Missing baggage vs traceparent — traceparent carries trace context; baggage carries business context. Test both if you use both.
Sampling dropping test traces — configure 100% sampling in test environments. Never sample down in dev/test.
Span name drift — if instrumentation changes the span name, all trace-based assertions break. Treat span names as a contract.
Testing with HelpMeTest
HelpMeTest runs real browser scenarios end-to-end.
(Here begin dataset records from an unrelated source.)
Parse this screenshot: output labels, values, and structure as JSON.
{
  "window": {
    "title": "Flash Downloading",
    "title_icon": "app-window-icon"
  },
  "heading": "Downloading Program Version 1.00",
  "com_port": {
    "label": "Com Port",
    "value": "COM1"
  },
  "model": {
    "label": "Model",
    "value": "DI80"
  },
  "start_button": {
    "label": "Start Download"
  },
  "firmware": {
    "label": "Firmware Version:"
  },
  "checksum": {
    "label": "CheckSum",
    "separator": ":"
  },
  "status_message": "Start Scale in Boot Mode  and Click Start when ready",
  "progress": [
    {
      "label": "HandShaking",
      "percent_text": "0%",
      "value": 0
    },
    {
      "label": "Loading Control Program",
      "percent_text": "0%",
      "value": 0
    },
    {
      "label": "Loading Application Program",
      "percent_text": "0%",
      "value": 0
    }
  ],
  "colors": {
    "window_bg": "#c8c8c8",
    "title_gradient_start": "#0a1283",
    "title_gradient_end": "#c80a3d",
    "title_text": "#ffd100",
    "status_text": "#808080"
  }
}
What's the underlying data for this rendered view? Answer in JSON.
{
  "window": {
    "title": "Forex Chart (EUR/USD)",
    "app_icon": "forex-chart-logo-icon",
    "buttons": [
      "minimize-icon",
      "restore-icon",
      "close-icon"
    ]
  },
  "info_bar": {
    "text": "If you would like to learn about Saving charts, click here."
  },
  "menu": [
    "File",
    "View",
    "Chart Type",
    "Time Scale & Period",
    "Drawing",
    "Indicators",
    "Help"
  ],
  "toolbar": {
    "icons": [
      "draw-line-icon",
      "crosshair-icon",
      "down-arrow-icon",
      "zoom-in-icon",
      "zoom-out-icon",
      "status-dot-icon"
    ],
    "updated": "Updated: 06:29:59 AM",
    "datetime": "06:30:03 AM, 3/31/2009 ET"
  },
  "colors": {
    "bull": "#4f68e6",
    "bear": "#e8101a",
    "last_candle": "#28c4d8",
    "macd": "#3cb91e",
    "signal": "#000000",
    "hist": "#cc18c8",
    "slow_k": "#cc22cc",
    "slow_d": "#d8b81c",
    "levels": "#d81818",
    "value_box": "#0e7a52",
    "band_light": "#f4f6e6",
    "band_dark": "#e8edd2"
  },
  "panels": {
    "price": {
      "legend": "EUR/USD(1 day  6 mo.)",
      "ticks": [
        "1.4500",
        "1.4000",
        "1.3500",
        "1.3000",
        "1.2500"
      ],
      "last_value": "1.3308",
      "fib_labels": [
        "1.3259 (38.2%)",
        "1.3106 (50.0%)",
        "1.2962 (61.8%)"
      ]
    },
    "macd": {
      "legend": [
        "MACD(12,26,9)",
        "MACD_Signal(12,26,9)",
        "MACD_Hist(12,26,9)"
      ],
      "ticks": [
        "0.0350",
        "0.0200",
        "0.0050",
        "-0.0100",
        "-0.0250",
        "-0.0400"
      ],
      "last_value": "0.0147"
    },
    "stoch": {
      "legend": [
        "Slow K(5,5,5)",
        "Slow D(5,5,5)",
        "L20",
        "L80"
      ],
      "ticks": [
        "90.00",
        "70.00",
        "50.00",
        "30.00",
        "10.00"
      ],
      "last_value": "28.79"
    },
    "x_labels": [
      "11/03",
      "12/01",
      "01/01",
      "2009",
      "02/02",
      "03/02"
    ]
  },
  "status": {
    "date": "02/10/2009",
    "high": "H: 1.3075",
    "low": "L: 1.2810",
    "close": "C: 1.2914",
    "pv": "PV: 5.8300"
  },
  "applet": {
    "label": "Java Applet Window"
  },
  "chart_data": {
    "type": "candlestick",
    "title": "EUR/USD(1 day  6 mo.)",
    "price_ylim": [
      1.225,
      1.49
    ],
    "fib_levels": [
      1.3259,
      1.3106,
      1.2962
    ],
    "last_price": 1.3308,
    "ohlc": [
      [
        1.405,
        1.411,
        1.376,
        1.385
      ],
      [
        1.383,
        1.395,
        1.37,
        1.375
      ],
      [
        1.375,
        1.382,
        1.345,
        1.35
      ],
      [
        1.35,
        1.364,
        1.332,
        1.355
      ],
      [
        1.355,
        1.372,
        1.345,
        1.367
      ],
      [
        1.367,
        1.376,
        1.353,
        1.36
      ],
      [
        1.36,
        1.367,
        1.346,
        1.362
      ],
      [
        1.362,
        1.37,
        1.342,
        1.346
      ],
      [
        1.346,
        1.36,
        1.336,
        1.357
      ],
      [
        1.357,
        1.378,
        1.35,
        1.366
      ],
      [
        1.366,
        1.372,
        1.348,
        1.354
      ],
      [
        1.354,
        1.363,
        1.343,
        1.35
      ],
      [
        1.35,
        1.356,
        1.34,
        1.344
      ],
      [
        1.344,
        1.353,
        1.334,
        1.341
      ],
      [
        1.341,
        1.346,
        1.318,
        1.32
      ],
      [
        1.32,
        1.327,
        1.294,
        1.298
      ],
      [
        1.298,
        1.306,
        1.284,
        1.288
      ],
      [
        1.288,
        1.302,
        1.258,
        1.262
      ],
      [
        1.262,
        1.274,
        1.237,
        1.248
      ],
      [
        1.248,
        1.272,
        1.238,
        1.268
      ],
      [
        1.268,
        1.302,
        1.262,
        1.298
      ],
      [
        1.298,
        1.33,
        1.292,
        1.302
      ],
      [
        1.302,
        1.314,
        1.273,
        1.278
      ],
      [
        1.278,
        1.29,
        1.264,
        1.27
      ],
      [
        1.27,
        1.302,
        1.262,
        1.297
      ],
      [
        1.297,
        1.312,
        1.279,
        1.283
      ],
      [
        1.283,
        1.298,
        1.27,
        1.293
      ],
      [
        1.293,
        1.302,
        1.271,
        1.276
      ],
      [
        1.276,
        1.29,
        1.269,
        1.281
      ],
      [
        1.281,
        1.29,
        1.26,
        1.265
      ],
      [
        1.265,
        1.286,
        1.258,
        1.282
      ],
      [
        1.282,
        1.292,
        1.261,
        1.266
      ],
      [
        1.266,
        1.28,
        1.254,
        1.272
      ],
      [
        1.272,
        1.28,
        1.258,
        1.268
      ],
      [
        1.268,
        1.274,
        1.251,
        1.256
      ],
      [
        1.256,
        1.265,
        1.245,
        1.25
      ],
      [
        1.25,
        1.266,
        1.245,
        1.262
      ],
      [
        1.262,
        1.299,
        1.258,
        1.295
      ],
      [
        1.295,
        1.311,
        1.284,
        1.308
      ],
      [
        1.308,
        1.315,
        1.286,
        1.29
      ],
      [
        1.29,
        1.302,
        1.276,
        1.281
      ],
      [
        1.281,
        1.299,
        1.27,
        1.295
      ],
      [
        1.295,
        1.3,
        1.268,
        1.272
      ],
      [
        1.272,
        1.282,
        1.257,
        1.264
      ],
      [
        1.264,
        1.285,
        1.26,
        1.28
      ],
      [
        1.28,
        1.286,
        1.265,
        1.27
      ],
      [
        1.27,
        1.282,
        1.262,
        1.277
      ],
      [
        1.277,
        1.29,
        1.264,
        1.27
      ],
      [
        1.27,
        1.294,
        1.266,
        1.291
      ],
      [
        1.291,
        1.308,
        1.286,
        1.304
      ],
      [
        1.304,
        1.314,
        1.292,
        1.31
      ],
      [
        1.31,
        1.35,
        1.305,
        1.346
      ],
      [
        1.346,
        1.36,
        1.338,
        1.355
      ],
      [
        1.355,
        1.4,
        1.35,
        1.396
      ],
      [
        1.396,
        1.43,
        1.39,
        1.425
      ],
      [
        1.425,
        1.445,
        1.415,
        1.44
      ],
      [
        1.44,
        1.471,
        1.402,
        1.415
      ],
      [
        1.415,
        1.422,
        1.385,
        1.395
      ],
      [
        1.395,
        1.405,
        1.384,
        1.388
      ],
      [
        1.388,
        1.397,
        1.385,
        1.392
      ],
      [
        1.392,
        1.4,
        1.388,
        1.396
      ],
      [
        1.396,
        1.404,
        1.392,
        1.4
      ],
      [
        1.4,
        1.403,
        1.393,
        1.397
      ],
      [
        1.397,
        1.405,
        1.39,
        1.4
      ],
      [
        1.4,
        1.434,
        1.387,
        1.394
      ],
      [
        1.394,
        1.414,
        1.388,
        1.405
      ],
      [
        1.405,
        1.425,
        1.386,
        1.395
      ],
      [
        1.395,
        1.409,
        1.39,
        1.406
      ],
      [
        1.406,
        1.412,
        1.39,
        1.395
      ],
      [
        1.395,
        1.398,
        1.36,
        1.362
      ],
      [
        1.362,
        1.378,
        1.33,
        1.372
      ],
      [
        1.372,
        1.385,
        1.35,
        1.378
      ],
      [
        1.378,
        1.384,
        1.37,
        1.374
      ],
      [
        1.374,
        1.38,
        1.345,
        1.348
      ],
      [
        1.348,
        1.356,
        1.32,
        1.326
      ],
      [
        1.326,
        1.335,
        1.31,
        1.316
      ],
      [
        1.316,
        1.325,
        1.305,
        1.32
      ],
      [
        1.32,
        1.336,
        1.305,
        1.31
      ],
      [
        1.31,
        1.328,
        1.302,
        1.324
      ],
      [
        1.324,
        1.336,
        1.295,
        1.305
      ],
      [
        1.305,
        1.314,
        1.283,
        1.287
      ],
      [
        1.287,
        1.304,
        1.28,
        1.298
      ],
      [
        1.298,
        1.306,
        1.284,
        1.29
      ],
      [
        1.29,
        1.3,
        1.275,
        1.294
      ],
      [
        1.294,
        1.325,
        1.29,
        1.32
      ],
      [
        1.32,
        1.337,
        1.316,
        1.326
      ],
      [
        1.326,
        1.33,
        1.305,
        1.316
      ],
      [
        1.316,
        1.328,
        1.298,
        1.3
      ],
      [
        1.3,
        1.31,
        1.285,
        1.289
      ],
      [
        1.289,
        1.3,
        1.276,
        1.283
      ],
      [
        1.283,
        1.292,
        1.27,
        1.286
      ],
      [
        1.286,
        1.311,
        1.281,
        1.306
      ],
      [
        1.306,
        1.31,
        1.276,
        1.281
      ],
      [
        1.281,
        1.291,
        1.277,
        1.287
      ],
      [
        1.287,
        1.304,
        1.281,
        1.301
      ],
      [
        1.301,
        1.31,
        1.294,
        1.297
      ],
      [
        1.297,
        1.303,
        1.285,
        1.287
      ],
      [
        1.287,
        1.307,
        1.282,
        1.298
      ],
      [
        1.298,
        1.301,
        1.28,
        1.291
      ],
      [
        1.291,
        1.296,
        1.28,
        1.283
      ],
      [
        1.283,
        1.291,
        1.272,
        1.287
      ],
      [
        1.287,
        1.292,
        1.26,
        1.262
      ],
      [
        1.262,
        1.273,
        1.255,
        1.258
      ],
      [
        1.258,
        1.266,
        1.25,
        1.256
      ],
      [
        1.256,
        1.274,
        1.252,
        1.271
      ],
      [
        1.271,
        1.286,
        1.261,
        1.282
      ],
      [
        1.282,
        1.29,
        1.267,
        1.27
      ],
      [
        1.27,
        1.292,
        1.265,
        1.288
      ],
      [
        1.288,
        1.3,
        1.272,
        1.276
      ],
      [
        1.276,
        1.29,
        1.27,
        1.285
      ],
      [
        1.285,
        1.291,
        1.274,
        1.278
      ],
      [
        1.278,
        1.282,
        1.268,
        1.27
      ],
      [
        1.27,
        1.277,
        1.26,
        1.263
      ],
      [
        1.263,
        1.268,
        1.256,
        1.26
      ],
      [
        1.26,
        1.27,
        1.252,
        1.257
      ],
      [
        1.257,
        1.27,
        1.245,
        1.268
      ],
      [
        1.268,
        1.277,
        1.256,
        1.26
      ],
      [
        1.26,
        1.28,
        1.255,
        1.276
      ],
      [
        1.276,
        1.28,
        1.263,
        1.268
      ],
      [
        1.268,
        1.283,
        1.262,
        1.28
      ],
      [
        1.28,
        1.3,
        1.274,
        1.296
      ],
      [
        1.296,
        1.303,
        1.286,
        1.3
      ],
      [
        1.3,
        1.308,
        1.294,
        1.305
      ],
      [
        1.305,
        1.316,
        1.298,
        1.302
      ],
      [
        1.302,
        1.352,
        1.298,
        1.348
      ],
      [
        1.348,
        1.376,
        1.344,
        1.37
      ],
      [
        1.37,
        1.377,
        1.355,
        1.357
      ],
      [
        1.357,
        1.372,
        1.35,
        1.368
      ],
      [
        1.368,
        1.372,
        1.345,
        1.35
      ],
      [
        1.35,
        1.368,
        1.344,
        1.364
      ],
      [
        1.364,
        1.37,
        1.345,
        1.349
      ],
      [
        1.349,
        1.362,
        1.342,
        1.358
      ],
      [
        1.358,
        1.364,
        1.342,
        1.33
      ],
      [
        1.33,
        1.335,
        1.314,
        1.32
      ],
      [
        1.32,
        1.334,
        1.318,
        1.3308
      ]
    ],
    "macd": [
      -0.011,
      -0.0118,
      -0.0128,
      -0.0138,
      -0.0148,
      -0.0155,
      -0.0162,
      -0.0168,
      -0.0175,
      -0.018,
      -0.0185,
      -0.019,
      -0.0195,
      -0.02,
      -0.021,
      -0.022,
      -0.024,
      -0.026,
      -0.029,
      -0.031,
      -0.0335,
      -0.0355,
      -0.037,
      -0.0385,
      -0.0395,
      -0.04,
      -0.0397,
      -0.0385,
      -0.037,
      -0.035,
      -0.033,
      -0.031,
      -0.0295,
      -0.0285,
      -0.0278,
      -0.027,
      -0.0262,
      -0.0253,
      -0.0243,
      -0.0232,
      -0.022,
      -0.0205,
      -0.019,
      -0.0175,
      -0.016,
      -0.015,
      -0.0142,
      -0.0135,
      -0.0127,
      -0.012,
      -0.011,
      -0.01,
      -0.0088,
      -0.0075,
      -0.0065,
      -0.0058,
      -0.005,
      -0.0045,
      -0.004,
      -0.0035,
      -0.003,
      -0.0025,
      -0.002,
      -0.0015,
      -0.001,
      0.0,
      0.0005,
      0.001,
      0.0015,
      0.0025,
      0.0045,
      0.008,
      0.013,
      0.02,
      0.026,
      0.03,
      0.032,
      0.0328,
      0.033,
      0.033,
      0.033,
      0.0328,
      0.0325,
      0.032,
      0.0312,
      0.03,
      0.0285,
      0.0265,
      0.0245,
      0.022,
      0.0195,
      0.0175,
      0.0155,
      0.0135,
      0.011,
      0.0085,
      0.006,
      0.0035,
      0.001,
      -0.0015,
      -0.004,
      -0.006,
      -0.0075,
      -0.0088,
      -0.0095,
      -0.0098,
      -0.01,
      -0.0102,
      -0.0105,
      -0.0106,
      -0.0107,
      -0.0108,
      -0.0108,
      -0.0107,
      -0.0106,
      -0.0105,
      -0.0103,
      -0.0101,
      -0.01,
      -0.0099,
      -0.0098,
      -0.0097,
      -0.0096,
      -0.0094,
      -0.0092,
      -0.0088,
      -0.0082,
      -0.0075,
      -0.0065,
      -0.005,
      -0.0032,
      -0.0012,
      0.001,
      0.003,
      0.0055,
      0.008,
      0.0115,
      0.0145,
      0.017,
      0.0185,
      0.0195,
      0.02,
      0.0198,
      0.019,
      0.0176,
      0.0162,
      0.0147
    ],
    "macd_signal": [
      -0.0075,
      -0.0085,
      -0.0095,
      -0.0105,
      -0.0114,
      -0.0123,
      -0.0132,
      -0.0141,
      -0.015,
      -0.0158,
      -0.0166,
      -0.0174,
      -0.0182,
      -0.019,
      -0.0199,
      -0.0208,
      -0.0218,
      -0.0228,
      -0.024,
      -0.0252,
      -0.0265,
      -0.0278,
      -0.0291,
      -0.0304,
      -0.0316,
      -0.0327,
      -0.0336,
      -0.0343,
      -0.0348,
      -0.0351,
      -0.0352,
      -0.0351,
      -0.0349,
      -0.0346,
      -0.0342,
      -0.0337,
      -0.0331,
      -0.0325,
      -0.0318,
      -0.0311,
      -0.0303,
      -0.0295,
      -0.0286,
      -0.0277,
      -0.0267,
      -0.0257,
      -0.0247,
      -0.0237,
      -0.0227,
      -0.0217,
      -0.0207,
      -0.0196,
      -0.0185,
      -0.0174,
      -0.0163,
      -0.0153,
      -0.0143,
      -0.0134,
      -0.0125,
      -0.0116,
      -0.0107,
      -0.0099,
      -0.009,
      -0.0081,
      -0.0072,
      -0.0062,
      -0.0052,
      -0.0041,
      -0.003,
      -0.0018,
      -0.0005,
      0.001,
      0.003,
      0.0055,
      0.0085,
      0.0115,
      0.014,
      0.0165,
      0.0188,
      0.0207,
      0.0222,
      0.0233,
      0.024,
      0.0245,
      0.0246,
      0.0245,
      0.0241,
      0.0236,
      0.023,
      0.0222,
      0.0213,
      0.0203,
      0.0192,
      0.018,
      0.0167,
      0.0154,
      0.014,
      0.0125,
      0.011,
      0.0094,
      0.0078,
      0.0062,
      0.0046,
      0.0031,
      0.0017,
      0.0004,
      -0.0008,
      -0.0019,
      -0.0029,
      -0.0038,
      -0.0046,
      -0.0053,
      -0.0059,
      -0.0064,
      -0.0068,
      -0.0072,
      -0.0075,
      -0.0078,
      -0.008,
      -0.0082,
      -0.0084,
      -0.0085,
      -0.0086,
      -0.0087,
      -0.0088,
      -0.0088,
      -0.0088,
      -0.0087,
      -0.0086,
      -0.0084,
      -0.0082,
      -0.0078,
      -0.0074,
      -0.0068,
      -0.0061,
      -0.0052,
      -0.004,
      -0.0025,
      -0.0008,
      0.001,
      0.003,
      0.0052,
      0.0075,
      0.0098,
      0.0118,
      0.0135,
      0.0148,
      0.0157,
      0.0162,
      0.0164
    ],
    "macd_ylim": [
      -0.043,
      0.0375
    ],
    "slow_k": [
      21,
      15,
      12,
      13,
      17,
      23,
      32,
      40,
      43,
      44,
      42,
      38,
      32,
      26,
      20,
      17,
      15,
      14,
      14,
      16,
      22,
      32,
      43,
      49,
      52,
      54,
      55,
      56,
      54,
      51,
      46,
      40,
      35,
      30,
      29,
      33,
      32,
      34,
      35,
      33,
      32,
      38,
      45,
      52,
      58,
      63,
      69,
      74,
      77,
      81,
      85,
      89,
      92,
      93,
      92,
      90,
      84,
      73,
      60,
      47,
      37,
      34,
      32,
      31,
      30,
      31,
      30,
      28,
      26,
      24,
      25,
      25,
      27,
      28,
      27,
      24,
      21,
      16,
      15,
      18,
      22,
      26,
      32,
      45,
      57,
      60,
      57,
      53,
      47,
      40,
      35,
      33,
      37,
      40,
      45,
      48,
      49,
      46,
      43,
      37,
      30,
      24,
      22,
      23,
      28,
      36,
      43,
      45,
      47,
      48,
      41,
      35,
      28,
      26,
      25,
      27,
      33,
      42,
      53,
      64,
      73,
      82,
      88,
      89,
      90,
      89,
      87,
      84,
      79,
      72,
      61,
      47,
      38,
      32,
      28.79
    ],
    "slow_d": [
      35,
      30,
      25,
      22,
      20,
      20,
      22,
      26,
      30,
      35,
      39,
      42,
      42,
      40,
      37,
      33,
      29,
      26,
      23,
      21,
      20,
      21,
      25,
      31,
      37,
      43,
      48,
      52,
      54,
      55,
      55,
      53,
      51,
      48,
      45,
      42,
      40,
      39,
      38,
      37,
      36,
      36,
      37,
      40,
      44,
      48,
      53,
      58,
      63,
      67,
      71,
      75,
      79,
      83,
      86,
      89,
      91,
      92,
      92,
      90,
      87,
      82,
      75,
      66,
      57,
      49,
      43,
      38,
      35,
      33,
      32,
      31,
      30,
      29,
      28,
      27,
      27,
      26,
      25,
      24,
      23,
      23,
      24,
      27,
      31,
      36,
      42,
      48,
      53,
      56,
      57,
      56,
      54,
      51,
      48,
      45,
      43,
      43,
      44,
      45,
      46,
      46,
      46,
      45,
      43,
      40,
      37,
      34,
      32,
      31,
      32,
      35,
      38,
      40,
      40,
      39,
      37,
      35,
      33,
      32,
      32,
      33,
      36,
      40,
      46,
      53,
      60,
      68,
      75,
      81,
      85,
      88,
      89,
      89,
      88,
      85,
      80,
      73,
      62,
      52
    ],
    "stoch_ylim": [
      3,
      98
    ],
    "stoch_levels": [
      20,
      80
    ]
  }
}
Combined with a trace collector in your test environment, HelpMeTest scenarios can trigger traces and then your assertions can verify the trace was correct — catching distributed failures that no amount of unit testing would surface.
Key Takeaways
- Use an in-test trace collector (Jaeger, OTEL Collector) rather than mocking telemetry
- Assert on span presence, service participation, error status, and latency
- Test propagation explicitly —
traceparentcorrectness is not obvious - Use traces to catch silent failures invisible to API response codes
- Configure 100% sampling in test environments
Distributed tracing turns your observability stack into a test oracle — one that sees exactly what happened across every service boundary.